Worse, the state’s Department of Revenue refuses to release the vast majority of its “written determinations” — rulings by administrative law judges in the department’s Appeals Division — which leaves taxpayers with no way to navigate the state’s tax laws with any confidence.
A 2003 report from the American Institute of Certified Public Accountants outlines the harm that insufficient transparency in tax law can produce. The harm includes government’s impaired ability to administer the tax system, taxpayer frustration, and higher costs for taxpayers, advisers and government as they all face the inefficiencies and uncertainties of a less-than-transparent system.
With the state publishing so few determinations, concern is rising that the revenue department may be selectively publishing determinations for its own purposes, possibly generating inconsistencies among specific rulings.
The recent case of Tesoro Refining and Marketing Co. v.
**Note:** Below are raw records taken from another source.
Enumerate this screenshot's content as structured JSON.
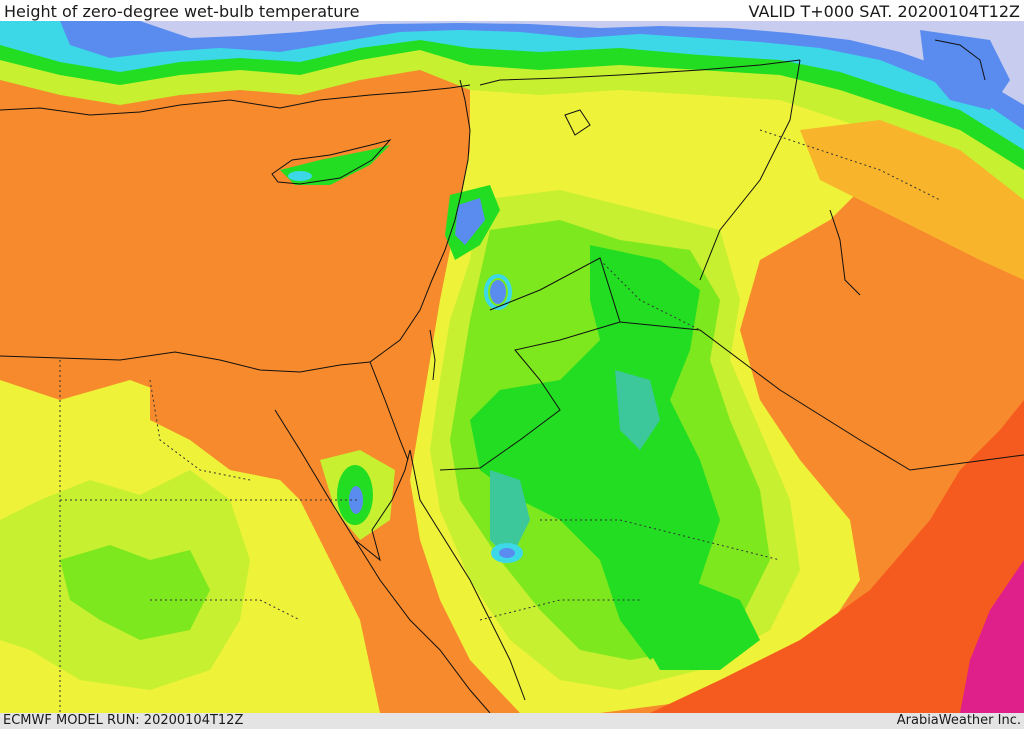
{
  "header": {
    "title": "Height of zero-degree wet-bulb temperature",
    "valid": "VALID T+000 SAT. 20200104T12Z"
  },
  "footer": {
    "model_run": "ECMWF MODEL RUN: 20200104T12Z",
    "credit": "ArabiaWeather Inc."
  },
  "colors": {
    "very_low": "#c8cdf0",
    "low_blue": "#5a8cf0",
    "cyan": "#3cd8e8",
    "teal": "#3cc89a",
    "green": "#22dd22",
    "light_green": "#7ee81e",
    "yellow_green": "#c6f030",
    "yellow": "#eef238",
    "orange_yellow": "#f8b42a",
    "orange": "#f78a2c",
    "red_orange": "#f55a1e",
    "magenta": "#e0208a"
  }
}
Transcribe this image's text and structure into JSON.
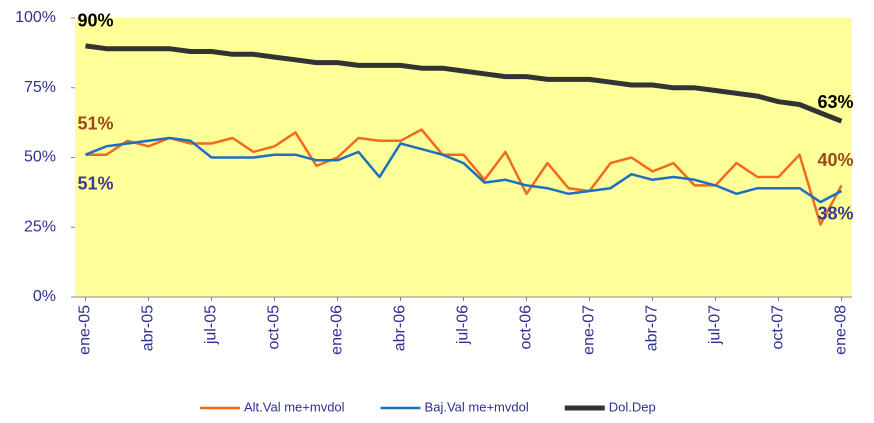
{
  "chart_data": {
    "type": "line",
    "categories": [
      "ene-05",
      null,
      null,
      "abr-05",
      null,
      null,
      "jul-05",
      null,
      null,
      "oct-05",
      null,
      null,
      "ene-06",
      null,
      null,
      "abr-06",
      null,
      null,
      "jul-06",
      null,
      null,
      "oct-06",
      null,
      null,
      "ene-07",
      null,
      null,
      "abr-07",
      null,
      null,
      "jul-07",
      null,
      null,
      "oct-07",
      null,
      null,
      "ene-08"
    ],
    "series": [
      {
        "name": "Alt.Val me+mvdol",
        "color": "#f26b1d",
        "label_color": "#9b4a1a",
        "values": [
          51,
          51,
          56,
          54,
          57,
          55,
          55,
          57,
          52,
          54,
          59,
          47,
          50,
          57,
          56,
          56,
          60,
          51,
          51,
          42,
          52,
          37,
          48,
          39,
          38,
          48,
          50,
          45,
          48,
          40,
          40,
          48,
          43,
          43,
          51,
          26,
          40
        ],
        "value_labels": [
          "51%",
          null,
          null,
          null,
          null,
          null,
          null,
          null,
          null,
          null,
          null,
          null,
          null,
          null,
          null,
          null,
          null,
          null,
          null,
          null,
          null,
          null,
          null,
          null,
          null,
          null,
          null,
          null,
          null,
          null,
          null,
          null,
          null,
          null,
          null,
          null,
          "40%"
        ]
      },
      {
        "name": "Baj.Val me+mvdol",
        "color": "#1e6fc0",
        "label_color": "#3b3b8f",
        "values": [
          51,
          54,
          55,
          56,
          57,
          56,
          50,
          50,
          50,
          51,
          51,
          49,
          49,
          52,
          43,
          55,
          53,
          51,
          48,
          41,
          42,
          40,
          39,
          37,
          38,
          39,
          44,
          42,
          43,
          42,
          40,
          37,
          39,
          39,
          39,
          34,
          38
        ],
        "value_labels": [
          "51%",
          null,
          null,
          null,
          null,
          null,
          null,
          null,
          null,
          null,
          null,
          null,
          null,
          null,
          null,
          null,
          null,
          null,
          null,
          null,
          null,
          null,
          null,
          null,
          null,
          null,
          null,
          null,
          null,
          null,
          null,
          null,
          null,
          null,
          null,
          null,
          "38%"
        ]
      },
      {
        "name": "Dol.Dep",
        "color": "#333333",
        "label_color": "#000000",
        "values": [
          90,
          89,
          89,
          89,
          89,
          88,
          88,
          87,
          87,
          86,
          85,
          84,
          84,
          83,
          83,
          83,
          82,
          82,
          81,
          80,
          79,
          79,
          78,
          78,
          78,
          77,
          76,
          76,
          75,
          75,
          74,
          73,
          72,
          70,
          69,
          66,
          63
        ],
        "value_labels": [
          "90%",
          null,
          null,
          null,
          null,
          null,
          null,
          null,
          null,
          null,
          null,
          null,
          null,
          null,
          null,
          null,
          null,
          null,
          null,
          null,
          null,
          null,
          null,
          null,
          null,
          null,
          null,
          null,
          null,
          null,
          null,
          null,
          null,
          null,
          null,
          null,
          "63%"
        ]
      }
    ],
    "ylim": [
      0,
      100
    ],
    "yticks": [
      {
        "value": 0,
        "label": "0%"
      },
      {
        "value": 25,
        "label": "25%"
      },
      {
        "value": 50,
        "label": "50%"
      },
      {
        "value": 75,
        "label": "75%"
      },
      {
        "value": 100,
        "label": "100%"
      }
    ],
    "plot_background": "#ffff99",
    "legend": "bottom"
  }
}
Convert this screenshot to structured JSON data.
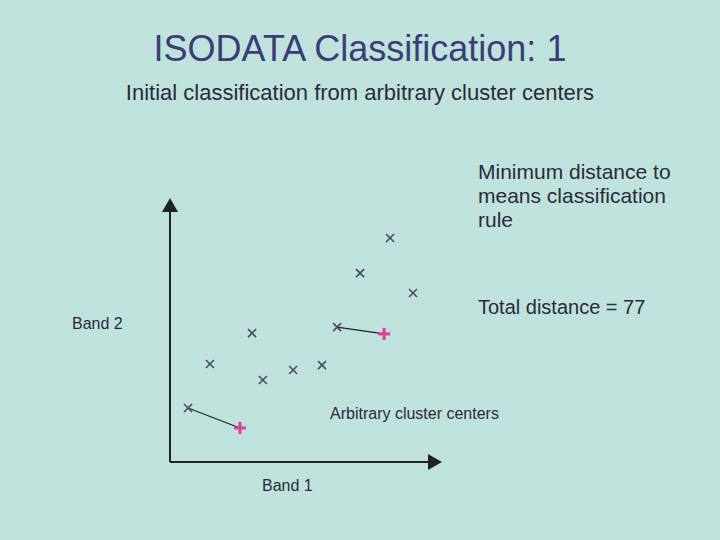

Department of Revenue illustrates the confusion that can result from that secrecy.
Tesoro was a Texas-based oil company with an oil refinery in Washington. The company didn’t know that its competitors were taking deductions for taxes arising from the sales of bunker fuel to vessels in interstate commerce. So when it learned from other taxpayers that the state was treating it differently from its competitors, Tesoro filed a refund claim for more than $6.6 million.
The department denied the refund claim, the Court of Appeal overturned that decision, and the state Supreme Court eventually denied the deduction to Tesoro. The high court, however, noted the existence of “contrary agency interpretations” that had been set forth only in unpublished rulings and determinations.
That case and others like it have left practitioners with a general sense that the state has been applying its tax laws inconsistently.
Transparency and consistency are essential to the administration of a fair and balanced tax system, one in which everyone can play by the same rules and the state treats everyone equitably in applying the tax law.
Taxpayers crave certainty above all else. They want to know both what the law is and how to follow it, and they need to be comfortable that taxing authorities are enforcing the law consistently.
When states provide insufficient guidance on how they administer or interpret their tax laws, particularly in situations where there is broad discretionary authority, taxpayers are left without the ability to anticipate the consequences of a specific transaction or position.
Both states and taxpayers benefit when there is open dialogue and information exchange with regard to tax determinations. Washington lawmakers should permit open public access to all letter rulings and tax determinations — a move that will enhance taxpayer compliance and lead to a fairer and more even playing field for all taxpayers.
Christopher E. Bergin is president and publisher of Tax Analysts, the nonprofit publisher of State Tax Notes.